= Isotopic analysis by nuclear magnetic resonance =

Isotopic analysis by nuclear magnetic resonance refers to an overarching set of methodologies to precisely quantify differences in isotopic content at each atom of a molecule, and thus to measure the specific natural isotope fractionation for each site of the molecule. One such method, SNIF-NMR—the corresponding English of the original French acronym, which abbreviates site-specific natural isotopic fractionation-nuclear magnetic resonance—is an analytical method developed to detect the over-sugaring of wine and enrichment of grape musts. As of this date, its main use has been to check the authenticity of foodstuffs such as wines, spirits, fruit juice, honey, sugar, and vinegar, and of flavorant and odorant molecules such as vanillin, benzaldehyde, raspberry ketone, and anethole.

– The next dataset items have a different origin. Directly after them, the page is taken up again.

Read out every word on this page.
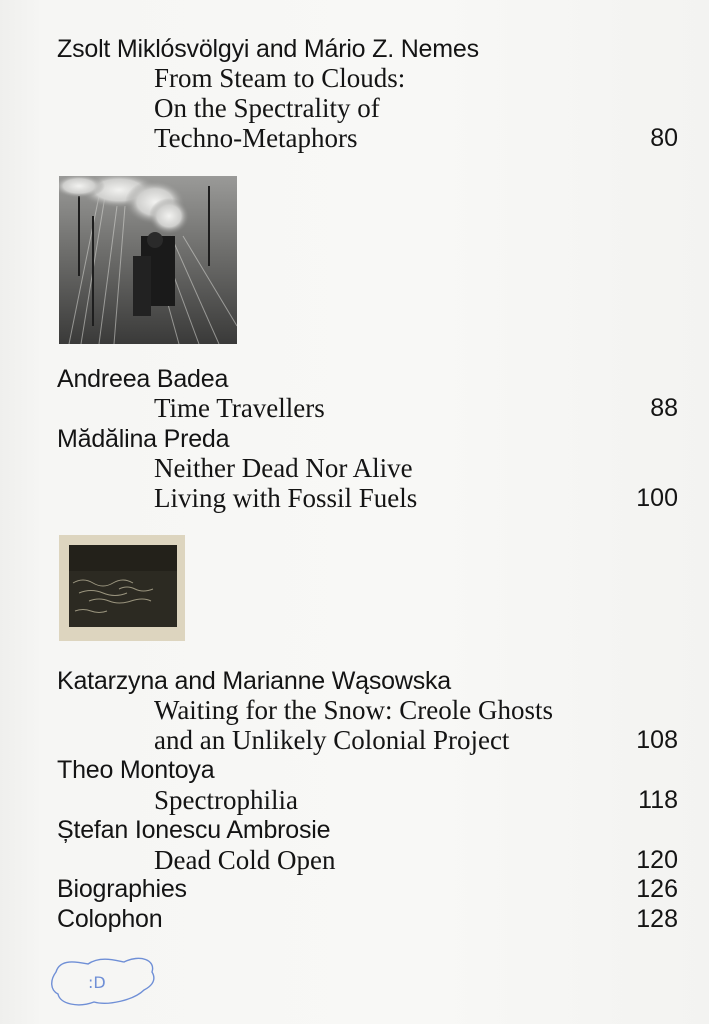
Zsolt Miklósvölgyi and Mário Z. Nemes
From Steam to Clouds:
On the Spectrality of
Techno-Metaphors	80
Andreea Badea
Time Travellers	88
Mădălina Preda
Neither Dead Nor Alive
Living with Fossil Fuels	100
Katarzyna and Marianne Wąsowska
Waiting for the Snow: Creole Ghosts
and an Unlikely Colonial Project	108
Theo Montoya
Spectrophilia	118
Ștefan Ionescu Ambrosie
Dead Cold Open	120
Biographies	126
Colophon	128
:D
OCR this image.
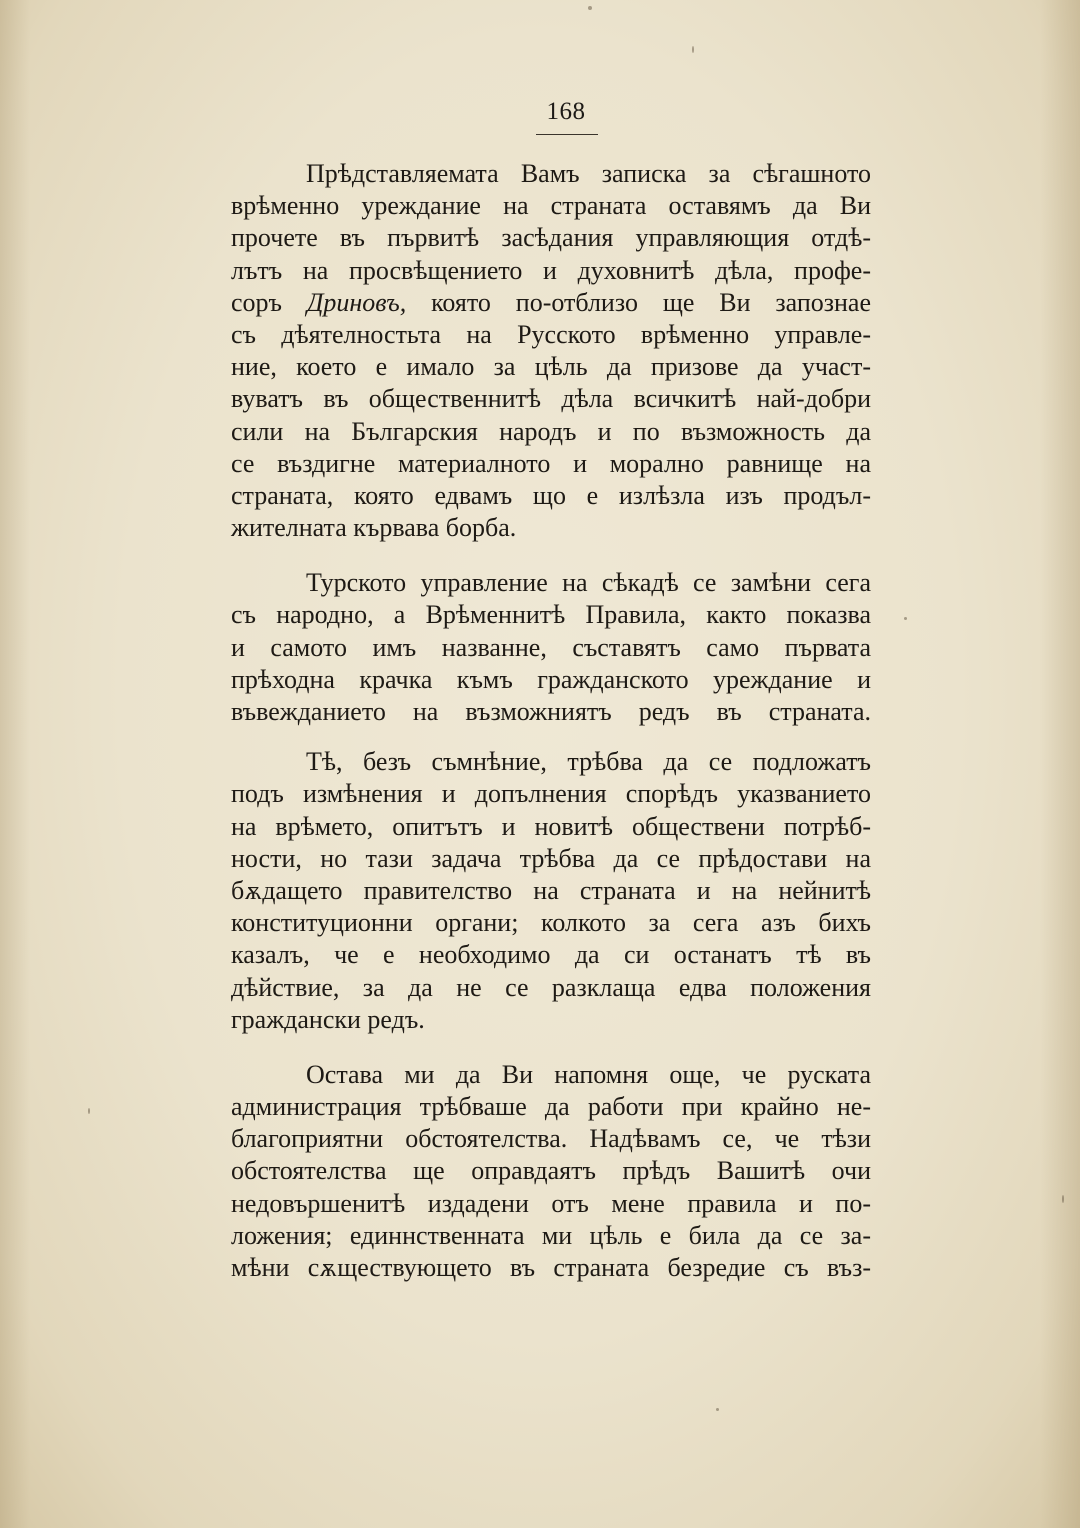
168
Прѣдставляемата Вамъ записка за сѣгашното
врѣменно уреждание на страната оставямъ да Ви
прочете въ първитѣ засѣдания управляющия отдѣ-
лътъ на просвѣщението и духовнитѣ дѣла, профе-
соръ Дриновъ, която по-отблизо ще Ви запознае
съ дѣятелностьта на Русското врѣменно управле-
ние, което е имало за цѣль да призове да участ-
вуватъ въ общественнитѣ дѣла всичкитѣ най-добри
сили на Българския народъ и по възможность да
се въздигне материалното и морално равнище на
страната, която едвамъ що е излѣзла изъ продъл-
жителната кървава борба.
Турското управление на сѣкадѣ се замѣни сега
съ народно, а Врѣменнитѣ Правила, както показва
и самото имъ названне, съставятъ само първата
прѣходна крачка къмъ гражданското уреждание и
въвежданието на възможниятъ редъ въ страната.
Тѣ, безъ съмнѣние, трѣбва да се подложатъ
подъ измѣнения и допълнения спорѣдъ указванието
на врѣмето, опитътъ и новитѣ обществени потрѣб-
ности, но тази задача трѣбва да се прѣдостави на
бѫдащето правителство на страната и на нейнитѣ
конституционни органи; колкото за сега азъ бихъ
казалъ, че е необходимо да си останатъ тѣ въ
дѣйствие, за да не се разклаща едва положения
граждански редъ.
Остава ми да Ви напомня още, че руската
администрация трѣбваше да работи при крайно не-
благоприятни обстоятелства. Надѣвамъ се, че тѣзи
обстоятелства ще оправдаятъ прѣдъ Вашитѣ очи
недовършенитѣ издадени отъ мене правила и по-
ложения; единнственната ми цѣль е била да се за-
мѣни сѫществующето въ страната безредие съ въз-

The SNIF-NMR method in particular has been adopted by the International Organisation of Vine and Wine (OIV) and the European Union as an official method for wine analysis, by the Association of Official Agricultural Chemists (AOAC) as an official method for analyzing fruit juices, maple syrup, vanillin, and by the European Committee for Standardization (CEN) for analyzing vinegar.

== History ==

===History of SNIF-NMR===
====Discovery====
- 1981: Invention, as RMN-FINS, the acronym for fractionnement isotopique naturel spécifique par résonance magnétique nucléaire (see following), by Gerard Martin, Maryvonne Martin, and their team at the University of Nantes/CNRS.
- 1987-1990: Eurofins Laboratories applied the SNIF-NMR method to the analysis of fruit juices and certain natural flavors.
- 1990-1992: the method is tested on aromatic molecules.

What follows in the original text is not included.